One big feature that I am adamant upon implementing is support for game pads. Flash doesn’t have it(yet), which is what ultimately pushed me to XNA. However, recently a couple of developers have been gracious enough to create an Adobe Native Extension for Xbox360 gamepads. It only works on Windows (for now), but it’s a huge step in the right direction for Flash. If I can goad the developers into including support under OSX and Linux (Ubuntu at least), or augment it correctly myself, then I’ll be incredibly happy.

Another big feature was tools development. After working on Beards and Glory for Blind Squirrel Games, I now understand the importance of building quality development tools for other designers. It’s an aspect of game development that is horribly overlooked and underrepresented, in my opinion. For every tutorial and book I need for XNA development, I’d need another book on .NET and WPF to make the level editors, asset managers, and testing apps for the game. This is not an issue with Flash, mostly because of the Flash IDE (asset development and organization), and how easy it is to make level editors myself.

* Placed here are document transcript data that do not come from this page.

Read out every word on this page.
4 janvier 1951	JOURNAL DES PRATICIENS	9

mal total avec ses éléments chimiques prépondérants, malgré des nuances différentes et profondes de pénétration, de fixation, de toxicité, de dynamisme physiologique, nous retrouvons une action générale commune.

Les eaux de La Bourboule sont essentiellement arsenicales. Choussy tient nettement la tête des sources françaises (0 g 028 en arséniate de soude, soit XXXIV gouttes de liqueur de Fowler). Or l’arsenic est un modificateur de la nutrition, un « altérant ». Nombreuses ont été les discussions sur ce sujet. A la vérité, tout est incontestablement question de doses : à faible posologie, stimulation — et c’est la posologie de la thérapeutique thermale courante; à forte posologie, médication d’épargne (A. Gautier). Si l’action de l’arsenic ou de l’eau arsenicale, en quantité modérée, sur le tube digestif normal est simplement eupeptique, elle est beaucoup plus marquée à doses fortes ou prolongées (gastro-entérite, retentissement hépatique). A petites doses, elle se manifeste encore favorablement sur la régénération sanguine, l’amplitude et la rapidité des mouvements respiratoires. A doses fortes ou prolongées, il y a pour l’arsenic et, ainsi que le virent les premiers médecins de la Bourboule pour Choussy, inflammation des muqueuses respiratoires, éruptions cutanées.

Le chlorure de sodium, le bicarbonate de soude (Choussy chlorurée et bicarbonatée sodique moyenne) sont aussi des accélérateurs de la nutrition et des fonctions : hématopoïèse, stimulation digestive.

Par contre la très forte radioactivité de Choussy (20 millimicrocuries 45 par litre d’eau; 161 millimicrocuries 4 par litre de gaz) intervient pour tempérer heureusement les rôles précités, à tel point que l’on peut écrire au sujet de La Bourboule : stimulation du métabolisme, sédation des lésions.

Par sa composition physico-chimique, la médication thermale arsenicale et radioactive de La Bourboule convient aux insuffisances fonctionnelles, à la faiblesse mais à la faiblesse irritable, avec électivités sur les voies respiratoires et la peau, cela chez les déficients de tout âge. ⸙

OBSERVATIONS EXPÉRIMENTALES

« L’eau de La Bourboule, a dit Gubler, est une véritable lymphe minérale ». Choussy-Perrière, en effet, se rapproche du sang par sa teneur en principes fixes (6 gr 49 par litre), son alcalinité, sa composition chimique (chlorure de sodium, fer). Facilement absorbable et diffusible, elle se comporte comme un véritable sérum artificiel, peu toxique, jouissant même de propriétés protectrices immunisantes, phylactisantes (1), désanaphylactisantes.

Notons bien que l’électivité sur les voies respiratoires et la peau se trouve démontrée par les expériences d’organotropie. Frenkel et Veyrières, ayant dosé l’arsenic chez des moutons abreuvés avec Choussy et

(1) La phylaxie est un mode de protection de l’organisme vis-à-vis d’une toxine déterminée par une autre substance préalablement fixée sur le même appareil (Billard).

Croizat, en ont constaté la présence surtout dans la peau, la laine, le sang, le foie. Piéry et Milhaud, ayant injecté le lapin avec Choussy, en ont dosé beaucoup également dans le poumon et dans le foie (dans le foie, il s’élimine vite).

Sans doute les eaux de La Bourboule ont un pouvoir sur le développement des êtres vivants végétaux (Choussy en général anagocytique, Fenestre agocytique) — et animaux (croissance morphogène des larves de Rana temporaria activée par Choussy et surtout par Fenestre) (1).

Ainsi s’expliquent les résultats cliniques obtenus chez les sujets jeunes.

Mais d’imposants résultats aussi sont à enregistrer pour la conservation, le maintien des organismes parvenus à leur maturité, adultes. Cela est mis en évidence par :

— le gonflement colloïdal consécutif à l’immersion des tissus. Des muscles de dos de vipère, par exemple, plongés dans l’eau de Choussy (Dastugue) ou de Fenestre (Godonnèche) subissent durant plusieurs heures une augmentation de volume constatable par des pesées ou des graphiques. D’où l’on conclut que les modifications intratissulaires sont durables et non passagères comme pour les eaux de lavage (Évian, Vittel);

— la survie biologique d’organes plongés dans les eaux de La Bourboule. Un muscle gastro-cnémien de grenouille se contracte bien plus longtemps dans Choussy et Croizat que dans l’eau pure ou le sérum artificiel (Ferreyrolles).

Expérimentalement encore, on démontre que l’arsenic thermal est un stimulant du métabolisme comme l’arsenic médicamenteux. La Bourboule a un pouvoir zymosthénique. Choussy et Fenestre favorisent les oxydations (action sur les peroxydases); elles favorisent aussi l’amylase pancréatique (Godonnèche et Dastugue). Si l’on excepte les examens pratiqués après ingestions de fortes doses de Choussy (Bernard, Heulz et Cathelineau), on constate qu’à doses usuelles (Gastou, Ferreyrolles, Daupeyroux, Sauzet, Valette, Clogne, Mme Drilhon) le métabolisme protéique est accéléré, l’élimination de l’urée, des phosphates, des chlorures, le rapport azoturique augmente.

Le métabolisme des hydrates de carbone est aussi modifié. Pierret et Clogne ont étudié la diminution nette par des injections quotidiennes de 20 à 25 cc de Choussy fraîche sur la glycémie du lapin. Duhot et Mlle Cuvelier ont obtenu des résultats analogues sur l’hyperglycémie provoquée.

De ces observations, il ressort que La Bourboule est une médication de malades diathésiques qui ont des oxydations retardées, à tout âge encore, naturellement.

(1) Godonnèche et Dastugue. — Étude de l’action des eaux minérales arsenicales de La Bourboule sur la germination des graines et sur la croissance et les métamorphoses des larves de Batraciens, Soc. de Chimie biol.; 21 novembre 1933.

So… as much as I am desperate to move away from Flash, my flagship project is going to have to be built in it if I’m going to get anything shipped on my own.  XNA will have to remain a hobby until I can quickly conjure up a design spec for a project in my head without consulting the Internet. Thankfully, my design requirements aren’t outside of the scope of Flash’s capabilities, and I’m sure the Adobe Game Developer Exchange wouldn’t mind yet another project in their developer showcase. I guess it’s best to make these decisions now, and not further down the production line.